South Korea's greatest strength lies in the diversity of its industries. The U.S. excels in platforms but has a weak manufacturing base, Taiwan specializes in semiconductor manufacturing, and Japan is a precision manufacturing powerhouse but is slow in digital platform transitions. In contrast, South Korea possesses semiconductors, automobiles, batteries, robotics, platforms, and content all at once. This industrial portfolio holds tremendous potential in the era of physical AI.
However, potential only becomes reality with a strategic approach. What is needed now is a national-level AI industrial strategy. First, we must not become complacent with the success of HBM. We need to maintain a memory lead while expanding into AI system semiconductors, advanced packaging, and data center infrastructure. Second, we must build a South Korean physical AI platform. An integrated ecosystem connecting semiconductors, automobiles, robotics, and cloud services must be created. Third, we need to establish a sovereign AI system that protects manufacturing data. Data sovereignty will become a strategic asset on par with national security in the future.
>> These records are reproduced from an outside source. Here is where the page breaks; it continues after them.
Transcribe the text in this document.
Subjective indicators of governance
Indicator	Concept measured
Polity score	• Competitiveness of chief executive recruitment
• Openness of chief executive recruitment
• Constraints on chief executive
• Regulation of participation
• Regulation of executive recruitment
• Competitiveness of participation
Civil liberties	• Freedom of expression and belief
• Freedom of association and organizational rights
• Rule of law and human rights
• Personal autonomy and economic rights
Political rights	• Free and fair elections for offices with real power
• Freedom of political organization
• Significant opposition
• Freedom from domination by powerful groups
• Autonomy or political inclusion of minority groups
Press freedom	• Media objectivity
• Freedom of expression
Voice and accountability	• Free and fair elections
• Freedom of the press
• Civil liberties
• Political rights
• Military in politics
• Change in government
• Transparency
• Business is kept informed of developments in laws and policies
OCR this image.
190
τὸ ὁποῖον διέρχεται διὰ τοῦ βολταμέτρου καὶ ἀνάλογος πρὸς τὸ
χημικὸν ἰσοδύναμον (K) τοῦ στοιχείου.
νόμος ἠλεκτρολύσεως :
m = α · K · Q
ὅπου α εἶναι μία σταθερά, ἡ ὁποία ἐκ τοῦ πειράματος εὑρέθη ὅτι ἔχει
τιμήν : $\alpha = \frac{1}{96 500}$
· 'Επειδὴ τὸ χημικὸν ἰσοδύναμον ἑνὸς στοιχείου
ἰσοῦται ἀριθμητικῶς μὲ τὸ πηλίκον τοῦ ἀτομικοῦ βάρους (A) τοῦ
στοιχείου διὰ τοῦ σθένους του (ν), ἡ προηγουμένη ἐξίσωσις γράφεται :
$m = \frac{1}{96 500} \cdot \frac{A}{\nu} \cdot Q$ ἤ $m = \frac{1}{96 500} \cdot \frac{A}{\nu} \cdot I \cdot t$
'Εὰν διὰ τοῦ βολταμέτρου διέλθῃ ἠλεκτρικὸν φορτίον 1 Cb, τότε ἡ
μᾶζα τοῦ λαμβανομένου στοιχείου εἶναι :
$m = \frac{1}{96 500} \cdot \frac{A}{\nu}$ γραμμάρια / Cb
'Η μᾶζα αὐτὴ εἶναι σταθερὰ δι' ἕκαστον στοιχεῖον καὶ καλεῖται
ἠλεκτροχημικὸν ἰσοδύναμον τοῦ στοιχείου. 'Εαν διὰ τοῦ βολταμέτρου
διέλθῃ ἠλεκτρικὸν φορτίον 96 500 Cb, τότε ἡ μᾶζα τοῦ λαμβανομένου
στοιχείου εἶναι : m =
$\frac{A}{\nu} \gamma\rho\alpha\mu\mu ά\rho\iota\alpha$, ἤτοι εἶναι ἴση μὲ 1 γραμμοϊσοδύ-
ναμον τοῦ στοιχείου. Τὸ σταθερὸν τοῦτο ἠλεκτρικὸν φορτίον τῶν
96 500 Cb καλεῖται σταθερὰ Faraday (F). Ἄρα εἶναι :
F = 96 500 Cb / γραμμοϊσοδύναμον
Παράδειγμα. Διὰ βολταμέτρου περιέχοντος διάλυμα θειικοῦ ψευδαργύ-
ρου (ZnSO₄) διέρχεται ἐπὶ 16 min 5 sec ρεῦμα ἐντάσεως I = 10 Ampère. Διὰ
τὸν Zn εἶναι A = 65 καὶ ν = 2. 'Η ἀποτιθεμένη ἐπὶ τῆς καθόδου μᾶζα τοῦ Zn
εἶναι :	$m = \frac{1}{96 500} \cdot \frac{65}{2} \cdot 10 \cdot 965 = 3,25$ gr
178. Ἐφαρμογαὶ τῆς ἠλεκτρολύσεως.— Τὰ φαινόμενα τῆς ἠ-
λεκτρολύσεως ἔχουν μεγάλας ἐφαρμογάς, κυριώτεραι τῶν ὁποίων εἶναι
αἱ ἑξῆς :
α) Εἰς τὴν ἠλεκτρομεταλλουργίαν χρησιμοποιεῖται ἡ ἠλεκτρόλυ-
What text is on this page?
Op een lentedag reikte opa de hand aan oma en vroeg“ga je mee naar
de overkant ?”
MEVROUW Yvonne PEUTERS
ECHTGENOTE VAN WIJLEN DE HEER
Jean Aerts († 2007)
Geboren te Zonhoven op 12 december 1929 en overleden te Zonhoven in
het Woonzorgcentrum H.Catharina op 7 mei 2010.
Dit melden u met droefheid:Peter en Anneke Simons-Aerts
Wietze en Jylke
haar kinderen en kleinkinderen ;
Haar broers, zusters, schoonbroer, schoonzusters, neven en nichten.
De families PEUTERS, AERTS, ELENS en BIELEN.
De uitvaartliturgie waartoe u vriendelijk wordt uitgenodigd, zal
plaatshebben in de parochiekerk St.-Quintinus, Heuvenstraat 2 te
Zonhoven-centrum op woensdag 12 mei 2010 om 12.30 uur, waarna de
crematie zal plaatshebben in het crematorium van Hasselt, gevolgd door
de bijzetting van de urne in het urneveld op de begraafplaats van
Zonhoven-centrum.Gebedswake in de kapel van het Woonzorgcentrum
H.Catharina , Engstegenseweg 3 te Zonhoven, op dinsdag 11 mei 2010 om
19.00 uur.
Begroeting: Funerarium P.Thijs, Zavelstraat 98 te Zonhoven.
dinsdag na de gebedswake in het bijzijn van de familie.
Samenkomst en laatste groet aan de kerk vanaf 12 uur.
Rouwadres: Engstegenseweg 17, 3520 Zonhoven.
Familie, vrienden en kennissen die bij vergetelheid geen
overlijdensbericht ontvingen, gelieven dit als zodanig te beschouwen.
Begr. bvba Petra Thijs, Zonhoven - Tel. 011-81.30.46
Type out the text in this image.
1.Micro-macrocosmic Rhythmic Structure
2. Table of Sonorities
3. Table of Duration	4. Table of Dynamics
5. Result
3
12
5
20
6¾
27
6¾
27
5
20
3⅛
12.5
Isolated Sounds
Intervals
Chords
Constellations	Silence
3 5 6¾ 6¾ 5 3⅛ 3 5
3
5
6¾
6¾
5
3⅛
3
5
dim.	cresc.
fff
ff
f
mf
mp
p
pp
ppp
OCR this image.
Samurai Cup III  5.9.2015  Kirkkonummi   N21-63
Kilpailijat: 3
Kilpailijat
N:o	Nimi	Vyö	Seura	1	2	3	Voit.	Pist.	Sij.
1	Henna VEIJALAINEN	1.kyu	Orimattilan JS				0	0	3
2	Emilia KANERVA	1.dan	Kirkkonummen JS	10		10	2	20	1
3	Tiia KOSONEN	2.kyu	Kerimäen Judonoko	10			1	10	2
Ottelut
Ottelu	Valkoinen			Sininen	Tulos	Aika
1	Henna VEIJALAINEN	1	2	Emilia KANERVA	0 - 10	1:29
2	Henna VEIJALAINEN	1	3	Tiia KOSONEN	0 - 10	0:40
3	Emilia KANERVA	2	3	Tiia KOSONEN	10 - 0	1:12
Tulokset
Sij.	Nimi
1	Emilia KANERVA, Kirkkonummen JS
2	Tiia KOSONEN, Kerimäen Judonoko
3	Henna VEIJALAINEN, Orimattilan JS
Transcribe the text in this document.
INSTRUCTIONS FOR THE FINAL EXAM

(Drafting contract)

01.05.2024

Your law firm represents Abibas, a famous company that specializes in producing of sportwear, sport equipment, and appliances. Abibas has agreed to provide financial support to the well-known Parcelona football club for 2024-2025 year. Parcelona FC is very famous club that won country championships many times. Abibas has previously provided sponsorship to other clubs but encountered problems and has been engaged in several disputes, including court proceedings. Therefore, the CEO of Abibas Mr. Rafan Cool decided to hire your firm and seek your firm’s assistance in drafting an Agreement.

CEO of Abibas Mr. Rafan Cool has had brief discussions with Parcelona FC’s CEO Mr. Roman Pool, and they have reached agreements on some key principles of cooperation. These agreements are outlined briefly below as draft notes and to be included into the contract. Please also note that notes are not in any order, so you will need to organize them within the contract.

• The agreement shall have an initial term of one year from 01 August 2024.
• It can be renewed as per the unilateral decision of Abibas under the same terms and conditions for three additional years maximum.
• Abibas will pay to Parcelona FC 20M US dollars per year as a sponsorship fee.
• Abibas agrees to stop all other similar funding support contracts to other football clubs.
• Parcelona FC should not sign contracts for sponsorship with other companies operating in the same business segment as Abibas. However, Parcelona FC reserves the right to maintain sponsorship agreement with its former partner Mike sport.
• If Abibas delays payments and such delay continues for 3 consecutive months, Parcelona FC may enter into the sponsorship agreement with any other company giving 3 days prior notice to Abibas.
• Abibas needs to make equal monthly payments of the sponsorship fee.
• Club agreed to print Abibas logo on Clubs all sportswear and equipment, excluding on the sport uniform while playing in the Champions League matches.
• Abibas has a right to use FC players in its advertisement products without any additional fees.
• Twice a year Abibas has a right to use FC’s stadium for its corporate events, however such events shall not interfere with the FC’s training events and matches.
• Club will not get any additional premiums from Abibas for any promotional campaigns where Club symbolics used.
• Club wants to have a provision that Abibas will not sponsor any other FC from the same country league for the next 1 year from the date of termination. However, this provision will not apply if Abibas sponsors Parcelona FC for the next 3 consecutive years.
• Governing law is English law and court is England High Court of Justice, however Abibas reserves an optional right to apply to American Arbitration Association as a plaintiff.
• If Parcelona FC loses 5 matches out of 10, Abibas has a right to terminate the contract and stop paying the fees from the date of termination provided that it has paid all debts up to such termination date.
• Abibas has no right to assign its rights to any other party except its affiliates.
In particular, Hyundai Motor Group, Samsung Electronics, SK Group, LG Group, and Naver must evolve beyond mere manufacturing companies to become platform companies. The past success formula of a fast follower strategy will not guarantee the future. Now, we must create our own standards and design the ecosystem.
The era of physical AI presents both a crisis and an opportunity for South Korea. Collaborating with Nvidia is necessary, but such collaboration should not lead to dependency. We must leverage Nvidia's technology while simultaneously building our own platforms and data sovereignty. This is true strategic independence.
What is the truth? It is recognizing that power in the AI era lies not in chips but in platforms and data. What is justice? It is ensuring that the fruits of industrial data and technology created by South Korea rightfully return to South Korea. What is freedom? It is having the ability to choose our future without being dependent on others' platforms.
The Jensen Huang phenomenon is not merely a CEO trend; it reflects South Korea's current position in the AI era. In this reflection, we see two images: one of pride as a world-class manufacturing powerhouse and another of anxiety over not yet securing platform sovereignty.
Now, South Korea must make a choice. We must utilize Nvidia's success without becoming dependent on it, become a key partner in the global supply chain while building our own ecosystem, and leap from being an AI semiconductor powerhouse to a physical AI powerhouse.
Jensen Huang's visit to South Korea has concluded, but the questions he posed to South Korea are just beginning. Will we look out at the world from the shoulders of giants, or will we become giants ourselves? The next 20 years for South Korea will be determined by the answer to that question.
* This article has been translated by AI.